Zuletzt hatten sich SPD und Grüne, aber auch Kassen für einen Umbau der Pflegefinanzierung ausgesprochen. Anlass sind steigende Eigenanteile der Versicherten an den stationären Pflegekosten. Zuletzt lagen die Eigenanteile im Bundesdurchschnitt bei 662 Euro im Monat.

Im Kern sieht das Modell der Privatversicherer vor, die eigenverantwortliche Vorsorge für den Pflegefall durch steuerliche Förderung zu stärken. Ein Beispiel dafür stellt der „Pflege-Bahr“ dar – benannt nach dem ehemaligen Gesundheitsminister Daniel Bahr. Durch mehr Eigenvorsorge lasse sich der Beitragssatz zur gesetzlichen Pflegeversicherung langfristig auf heutigem Niveau nahe drei Prozent halten, betonte Reuther.

Ausreichende Eigenvorsorge oft nicht möglich

Für die heute Älteren, denen der Aufbau einer ausreichenden Eigenvorsorge nicht mehr ohne Weiteres möglich ist, sieht das PKV-Modell zusätzliche Leistungen aus der Pflegeversicherung vor: Der Anstieg der Eigenanteile würde gedämpft.

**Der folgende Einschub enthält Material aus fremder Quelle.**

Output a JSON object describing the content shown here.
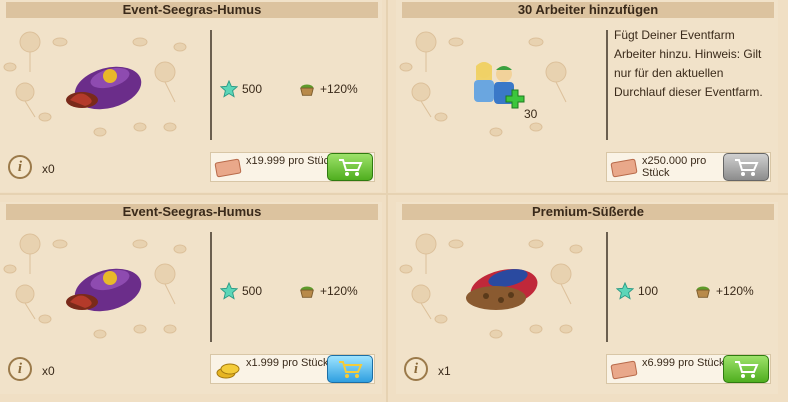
{
  "cards": [
    {
      "title": "Event-Seegras-Humus",
      "xp": "500",
      "bonus": "+120%",
      "owned": "x0",
      "price": "x19.999 pro Stück",
      "currency_icon": "ticket-icon",
      "buy_state": "green"
    },
    {
      "title": "30 Arbeiter hinzufügen",
      "description": "Fügt Deiner Eventfarm Arbeiter hinzu. Hinweis: Gilt nur für den aktuellen Durchlauf dieser Eventfarm.",
      "worker_count": "30",
      "price": "x250.000 pro Stück",
      "currency_icon": "ticket-icon",
      "buy_state": "gray"
    },
    {
      "title": "Event-Seegras-Humus",
      "xp": "500",
      "bonus": "+120%",
      "owned": "x0",
      "price": "x1.999 pro Stück",
      "currency_icon": "coins-icon",
      "buy_state": "blue"
    },
    {
      "title": "Premium-Süßerde",
      "xp": "100",
      "bonus": "+120%",
      "owned": "x1",
      "price": "x6.999 pro Stück",
      "currency_icon": "ticket-icon",
      "buy_state": "green"
    }
  ],
  "colors": {
    "panel_bg": "#f1e2c9",
    "title_bar": "#dcc39f",
    "buy_green": "#4fae1f",
    "buy_gray": "#8c8c8c",
    "buy_blue": "#2f9fe0"
  }
}
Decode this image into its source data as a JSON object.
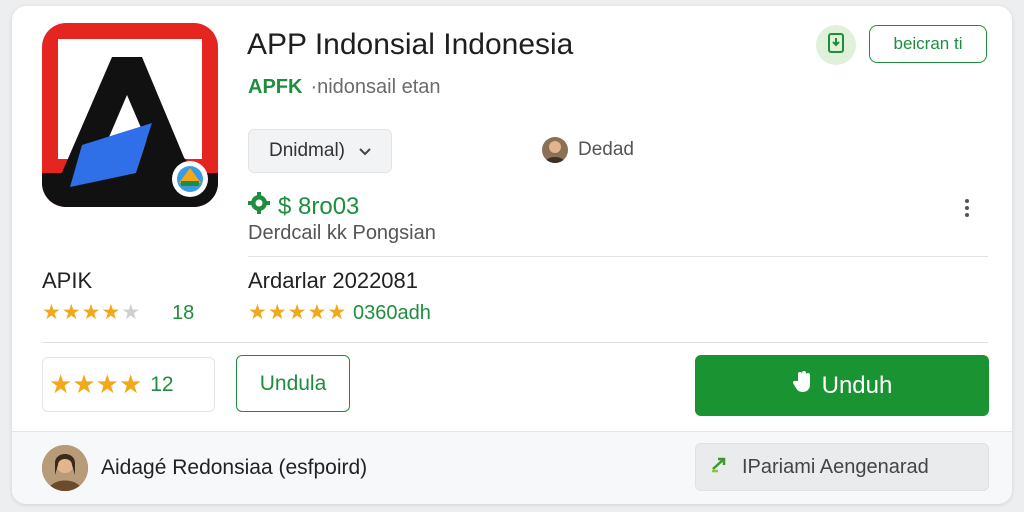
{
  "app": {
    "name": "APP Indonsial Indonesia",
    "brand": "APFK",
    "subtitle_rest": "·nidonsail etan",
    "icon": "app-logo-triangle-icon"
  },
  "header": {
    "wishlist_icon": "bookmark-icon",
    "top_button_label": "beicran ti"
  },
  "details": {
    "dropdown_label": "Dnidmal)",
    "developer_name": "Dedad",
    "price": "$ 8ro03",
    "price_note": "Derdcail kk Pongsian"
  },
  "stats": [
    {
      "label": "APIK",
      "stars": 4,
      "count": "18"
    },
    {
      "label": "Ardarlar 2022081",
      "stars": 5,
      "count": "0360adh"
    }
  ],
  "actions": {
    "rating_stars": 4,
    "rating_value": "12",
    "secondary_label": "Undula",
    "install_label": "Unduh",
    "install_icon": "hand-icon"
  },
  "footer": {
    "user_text": "Aidagé Redonsiaa (esfpoird)",
    "button_label": "IPariami Aengenarad",
    "button_icon": "link-arrow-icon"
  },
  "colors": {
    "accent": "#1a9332",
    "star": "#f2a81d",
    "brand_red": "#e52620",
    "brand_blue": "#2f6fe8"
  }
}
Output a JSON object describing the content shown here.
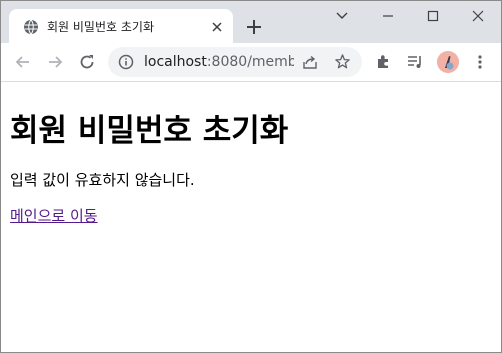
{
  "browser": {
    "tab": {
      "title": "회원 비밀번호 초기화"
    },
    "address_bar": {
      "host": "localhost",
      "rest": ":8080/memb..."
    }
  },
  "page": {
    "heading": "회원 비밀번호 초기화",
    "message": "입력 값이 유효하지 않습니다.",
    "link_text": "메인으로 이동"
  },
  "colors": {
    "tabstrip_bg": "#dee1e6",
    "visited_link": "#551a8b",
    "avatar_bg": "#f3b1a6"
  },
  "icons": [
    "globe-icon",
    "tab-close-icon",
    "new-tab-icon",
    "chevron-down-icon",
    "minimize-icon",
    "maximize-icon",
    "window-close-icon",
    "back-icon",
    "forward-icon",
    "reload-icon",
    "site-info-icon",
    "share-icon",
    "bookmark-star-icon",
    "extensions-icon",
    "media-queue-icon",
    "profile-avatar",
    "kebab-menu-icon"
  ]
}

Dabei erhielten die heute über 80-Jährigen die größte Unterstützung, die nachfolgenden Jahrgänge schrittweise weniger.

Sobald alle „Babyboomer“ – also die 1964 Geborenen – in Ruhestand gehen, soll diese Solidarleistung auslaufen. Die nachkommenden Versicherten wären dann durch die von ihnen geleistete private Vorsorge abgesichert, so die PKV.

Es gibt ein sehr starkes Bewusstsein, dass man etwas tun muss, um das persönliche Pflegerisiko abzusichern.

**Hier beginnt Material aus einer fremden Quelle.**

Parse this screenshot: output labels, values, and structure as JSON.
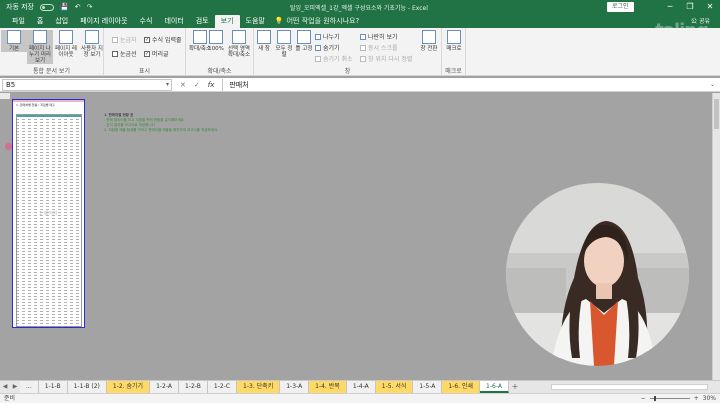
{
  "titlebar": {
    "autosave_label": "자동 저장",
    "title": "탈잉_오피엑셀_1강_엑셀 구성요소와 기초기능 - Excel",
    "login": "로그인",
    "min": "─",
    "max": "❐",
    "close": "✕",
    "save_icon": "💾",
    "undo_icon": "↶",
    "redo_icon": "↷"
  },
  "tabs": {
    "items": [
      "파일",
      "홈",
      "삽입",
      "페이지 레이아웃",
      "수식",
      "데이터",
      "검토",
      "보기",
      "도움말"
    ],
    "active_index": 7,
    "tell_me": "어떤 작업을 원하시나요?",
    "share": "公 공유",
    "brand": "taling"
  },
  "ribbon": {
    "groups": {
      "workbook_views": {
        "label": "통합 문서 보기",
        "buttons": [
          "기본",
          "페이지 나누기 미리 보기",
          "페이지 레이아웃",
          "사용자 지정 보기"
        ]
      },
      "show": {
        "label": "표시",
        "ruler": "눈금자",
        "formula_bar": "수식 입력줄",
        "gridlines": "눈금선",
        "headings": "머리글"
      },
      "zoom": {
        "label": "확대/축소",
        "buttons": [
          "확대/축소",
          "100%",
          "선택 영역 확대/축소"
        ]
      },
      "window": {
        "label": "창",
        "new_window": "새 창",
        "arrange_all": "모두 정렬",
        "freeze_panes": "틀 고정",
        "split": "나누기",
        "hide": "숨기기",
        "unhide": "숨기기 취소",
        "side_by_side": "나란히 보기",
        "sync_scroll": "동시 스크롤",
        "reset_position": "창 위치 다시 정렬",
        "switch_windows": "창 전환"
      },
      "macros": {
        "label": "매크로",
        "button": "매크로"
      }
    }
  },
  "formula_bar": {
    "name_box": "B5",
    "cancel": "✕",
    "enter": "✓",
    "fx": "fx",
    "content": "판매처"
  },
  "sheet": {
    "page_title": "1. 판매처별 현황 / 지점별 매출",
    "watermark": "1 페이지",
    "notes": [
      "1. 판매처별 현황 표",
      "- 판매 데이터를 보고 지점별 판매 현황을 분석해보세요",
      "- 분석 결과를 보고서로 작성합니다",
      "2. 지점별 매출 합계를 구하고 판매처별 매출을 확인하여 보고서를 작성하세요"
    ]
  },
  "sheet_tabs": {
    "items": [
      {
        "label": "...",
        "color": "none"
      },
      {
        "label": "1-1-B",
        "color": "none"
      },
      {
        "label": "1-1-B (2)",
        "color": "none"
      },
      {
        "label": "1-2. 숨기기",
        "color": "yellow"
      },
      {
        "label": "1-2-A",
        "color": "none"
      },
      {
        "label": "1-2-B",
        "color": "none"
      },
      {
        "label": "1-2-C",
        "color": "none"
      },
      {
        "label": "1-3. 단축키",
        "color": "yellow"
      },
      {
        "label": "1-3-A",
        "color": "none"
      },
      {
        "label": "1-4. 반복",
        "color": "yellow"
      },
      {
        "label": "1-4-A",
        "color": "none"
      },
      {
        "label": "1-5. 서식",
        "color": "yellow"
      },
      {
        "label": "1-5-A",
        "color": "none"
      },
      {
        "label": "1-6. 인쇄",
        "color": "yellow"
      },
      {
        "label": "1-6-A",
        "color": "active"
      }
    ],
    "add": "+"
  },
  "status": {
    "ready": "준비",
    "zoom_out": "−",
    "zoom_in": "+",
    "zoom": "30%"
  },
  "colors": {
    "excel_green": "#217346",
    "page_break_border": "#2b2bd9",
    "yellow_tab": "#ffd966"
  }
}
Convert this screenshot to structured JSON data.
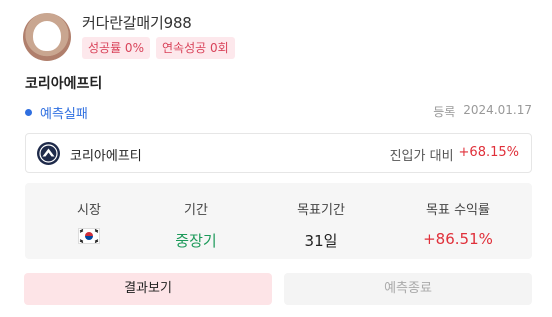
{
  "profile": {
    "username": "커다란갈매기988",
    "badges": [
      "성공률 0%",
      "연속성공 0회"
    ]
  },
  "stock": {
    "title": "코리아에프티",
    "name": "코리아에프티"
  },
  "status": {
    "text": "예측실패",
    "color": "#2f6fe0"
  },
  "registration": {
    "label": "등록",
    "date": "2024.01.17"
  },
  "entry": {
    "label": "진입가 대비",
    "value": "+68.15%"
  },
  "stats": {
    "market": {
      "header": "시장",
      "flag": "south-korea-flag-icon"
    },
    "period": {
      "header": "기간",
      "value": "중장기"
    },
    "target_period": {
      "header": "목표기간",
      "value": "31일"
    },
    "target_return": {
      "header": "목표 수익률",
      "value": "+86.51%"
    }
  },
  "buttons": {
    "result": "결과보기",
    "end": "예측종료"
  },
  "colors": {
    "badge_text": "#d9435a",
    "badge_bg": "#fde8ec",
    "positive": "#e0303a",
    "period": "#1d9a5a"
  }
}
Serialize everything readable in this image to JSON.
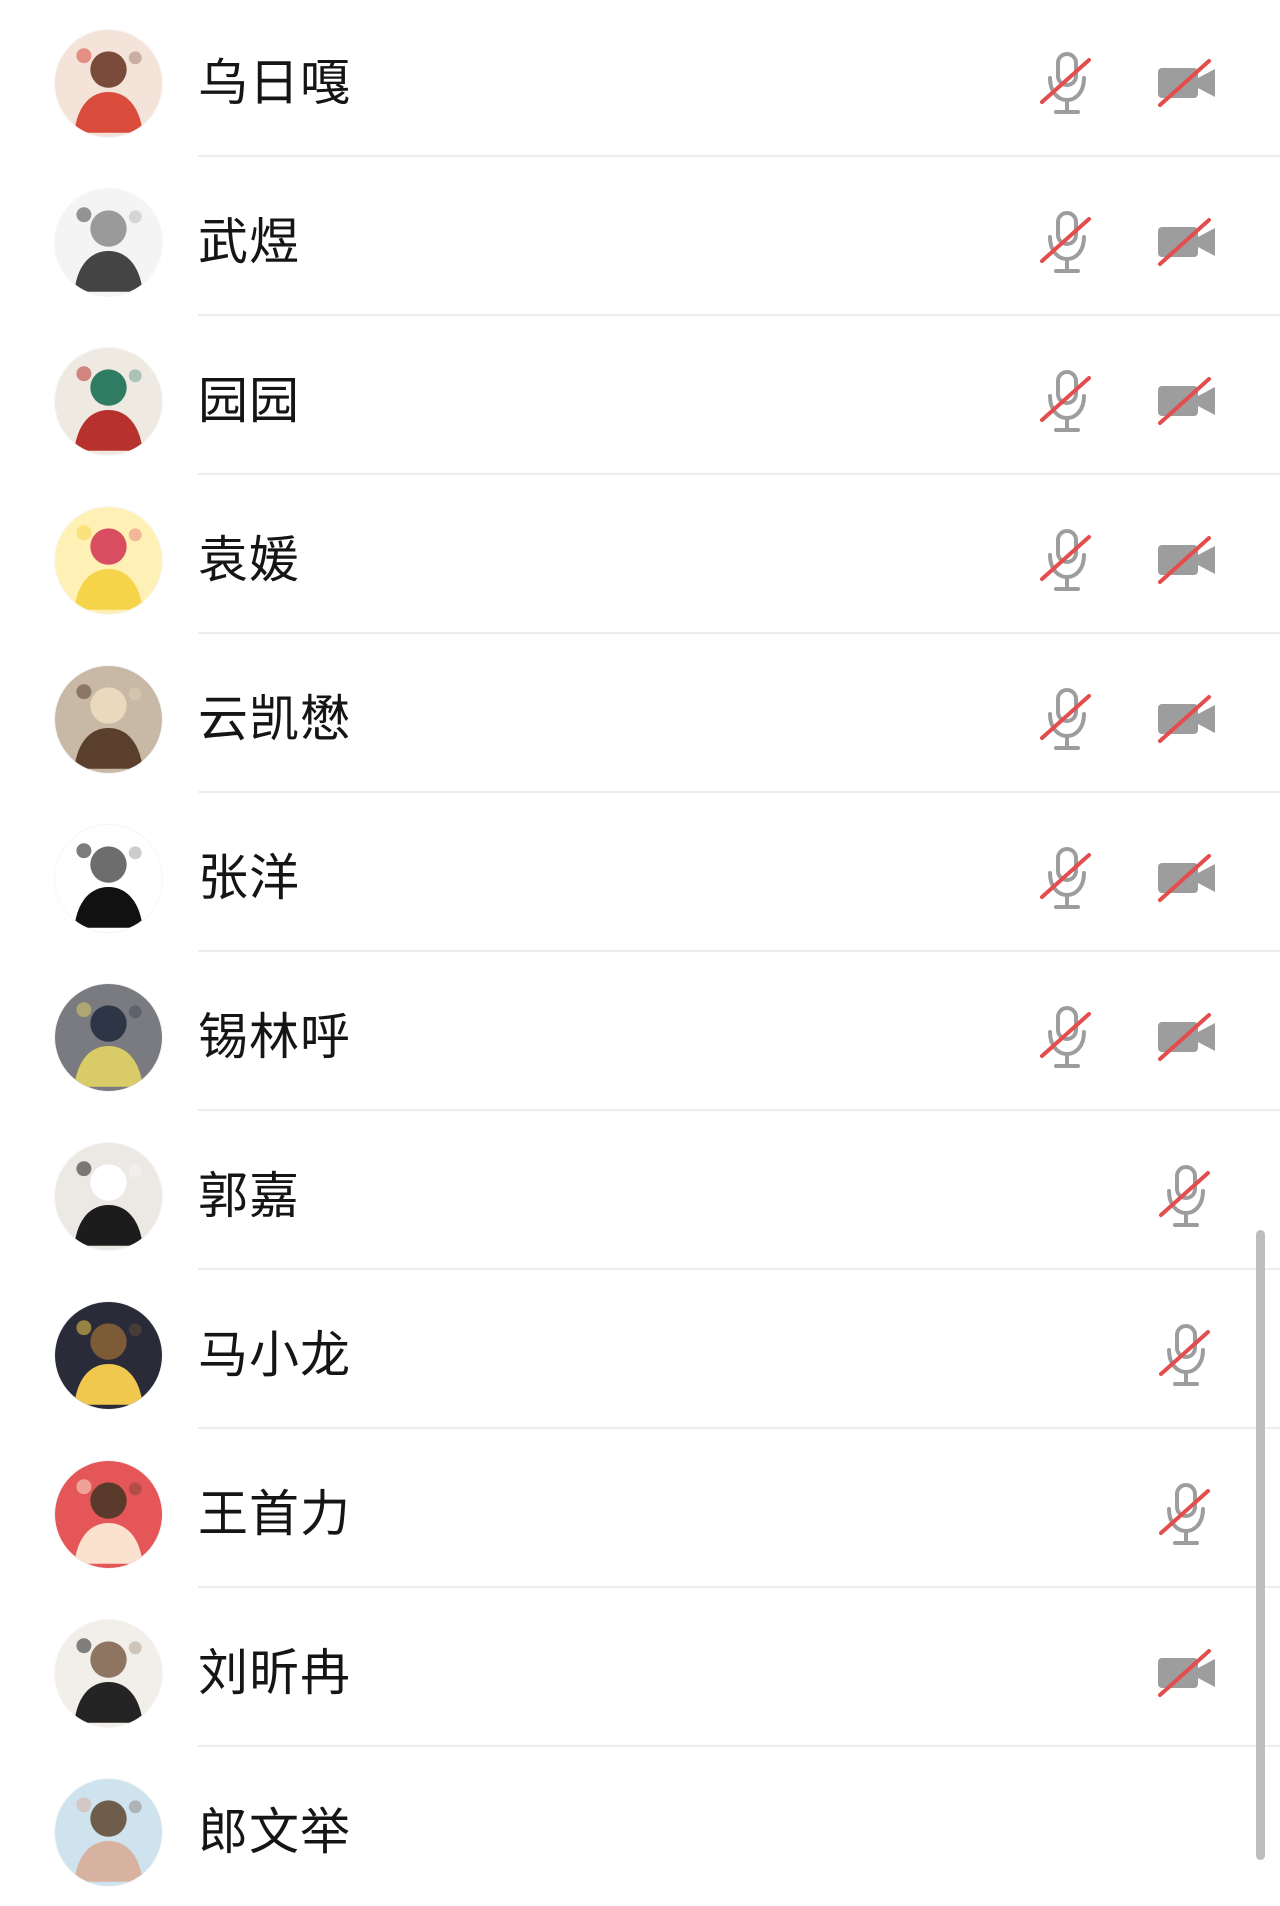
{
  "participants": [
    {
      "name": "乌日嘎",
      "mic_muted": true,
      "camera_off": true,
      "avatar_colors": [
        "#f3e3d9",
        "#d94b3b",
        "#7a4a3a"
      ]
    },
    {
      "name": "武煜",
      "mic_muted": true,
      "camera_off": true,
      "avatar_colors": [
        "#f4f4f4",
        "#444444",
        "#9a9a9a"
      ]
    },
    {
      "name": "园园",
      "mic_muted": true,
      "camera_off": true,
      "avatar_colors": [
        "#eeeae2",
        "#b8322d",
        "#2f7c63"
      ]
    },
    {
      "name": "袁媛",
      "mic_muted": true,
      "camera_off": true,
      "avatar_colors": [
        "#fff1b5",
        "#f6d44a",
        "#d84d60"
      ]
    },
    {
      "name": "云凯懋",
      "mic_muted": true,
      "camera_off": true,
      "avatar_colors": [
        "#c7b9a6",
        "#5b3f2d",
        "#ead9bc"
      ]
    },
    {
      "name": "张洋",
      "mic_muted": true,
      "camera_off": true,
      "avatar_colors": [
        "#ffffff",
        "#111111",
        "#6d6d6d"
      ]
    },
    {
      "name": "锡林呼",
      "mic_muted": true,
      "camera_off": true,
      "avatar_colors": [
        "#7a7b80",
        "#d9cb67",
        "#2c3646"
      ]
    },
    {
      "name": "郭嘉",
      "mic_muted": true,
      "camera_off": false,
      "avatar_colors": [
        "#ece9e5",
        "#1c1c1c",
        "#ffffff"
      ]
    },
    {
      "name": "马小龙",
      "mic_muted": true,
      "camera_off": false,
      "avatar_colors": [
        "#2a2b38",
        "#f0c84e",
        "#7e5b37"
      ]
    },
    {
      "name": "王首力",
      "mic_muted": true,
      "camera_off": false,
      "avatar_colors": [
        "#e45657",
        "#fae2cf",
        "#5a3b2b"
      ]
    },
    {
      "name": "刘昕冉",
      "mic_muted": false,
      "camera_off": true,
      "avatar_colors": [
        "#f2eee9",
        "#242424",
        "#8d7562"
      ]
    },
    {
      "name": "郎文举",
      "mic_muted": false,
      "camera_off": false,
      "avatar_colors": [
        "#cfe3ef",
        "#d8b2a0",
        "#6f5d4b"
      ]
    }
  ],
  "icons": {
    "mic": "mic-muted-icon",
    "camera": "camera-off-icon"
  },
  "colors": {
    "icon_gray": "#9d9d9d",
    "slash_red": "#e34d4d",
    "divider": "#ededed",
    "scrollbar": "#bdbdbd"
  }
}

Dr. Florian Reuther, Direktor des Verbands der Privaten Krankenversicherung

Wer Pflege sozial gerecht reformieren wolle, dürfe nicht nur an die heute Pflegebedürftigen denken, sagte Reuter. Genau das sei eine Schwachstelle anderer Modelle wie Sockel-Spitze-Tausch“, Vollversicherung oder Steuerzuschuss. Diese Ideen liefen darauf hinaus, die „demografieanfällige Umlagefinanzierung“ in der Pflege ausweiten. Das belaste Jüngere über Gebühr und schwäche obendrein den Wirtschaftsstandort Deutschland.

„Mit unserem Modell wollen wir den Ausstieg aus der Spirale steigender Beitragssätze in der Pflege schaffen“, sagte PKV-Geschäftsführer Dr. Timm Genett. Die Szenarien reichten hier bis hin zu einem Beitragssatz nahe acht Prozent im Jahr 2040.

Jeder weitere Anstieg würde aber das von der Politik gesteckte Ziel torpedieren, die Sozialversicherungsabgaben unter 40 Prozent zu halten. Derzeit liegen die Abgaben bei insgesamt gut 39,6 Prozent.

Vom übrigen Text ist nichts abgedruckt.